En cambio, el cielo es la verdadera meta de nuestra peregrinación terrena. ¡Cuán diferentes serían nuestras jornadas si estuvieran animadas por esta perspectiva! Así lo estuvieron para los santos: su vida testimonia que cuando se vive con el corazón constantemente dirigido a Dios, las realidades terrenas se viven en su justo valor, porque están iluminadas por la verdad eterna del amor divino.

A la Reina de la paz, que contemplamos hoy en la gloria celestial, quisiera encomendar una vez más los anhelos de la humanidad en todas las partes del mundo, sacudido por la violencia. Nos unimos a nuestros hermanos y hermanas que en estos momentos se encuentran reunidos en el santuario de Nuestra Señora del Líbano, en Harisa, para una concelebración eucarística presidida por el cardenal Roger Etchegaray, que ha viajado al Líbano como enviado especial mío para llevar consuelo y solidaridad concreta a todas las víctimas del conflicto y orar por la gran intención de la paz.

También estamos en comunión con los pastores y los fieles de la Iglesia en Tierra Santa, que se hallan congregados en la basílica de la Anunciación en Nazaret, en torno al representante pontificio en Israel y Palestina, el arzobispo Antonio Franco, para orar por esas mismas intenciones.

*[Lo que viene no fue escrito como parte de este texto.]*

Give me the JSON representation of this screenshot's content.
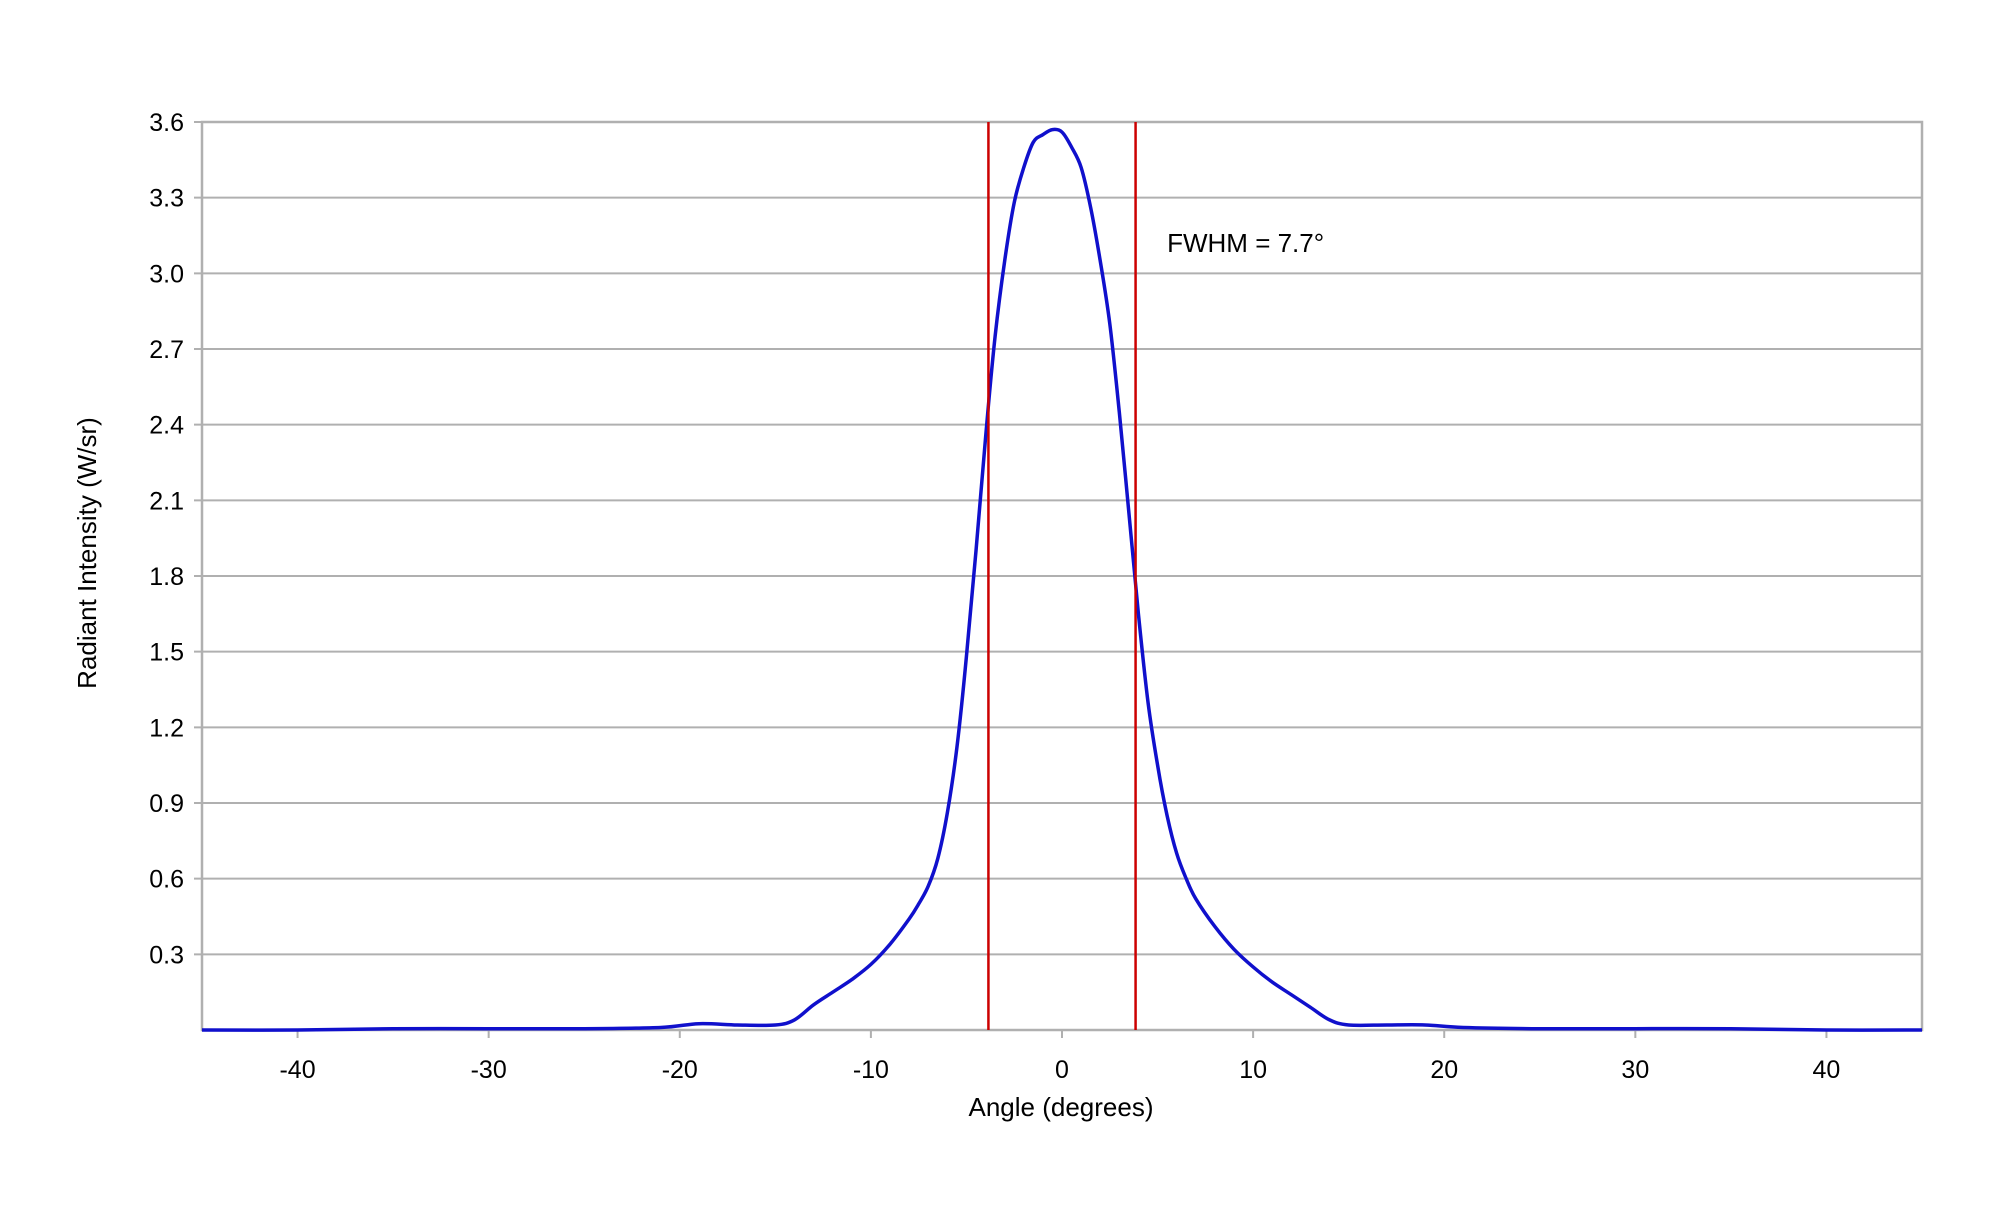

Mi pensamiento va, asimismo, a la querida nación de Sri Lanka, amenazada por el agravamiento del conflicto étnico; y a Irak, donde el horrible y diario derramamiento de sangre aleja la perspectiva de la reconciliación y la reconstrucción.

Que María obtenga para todos sentimientos de comprensión, voluntad de entendimiento y deseo de concordia.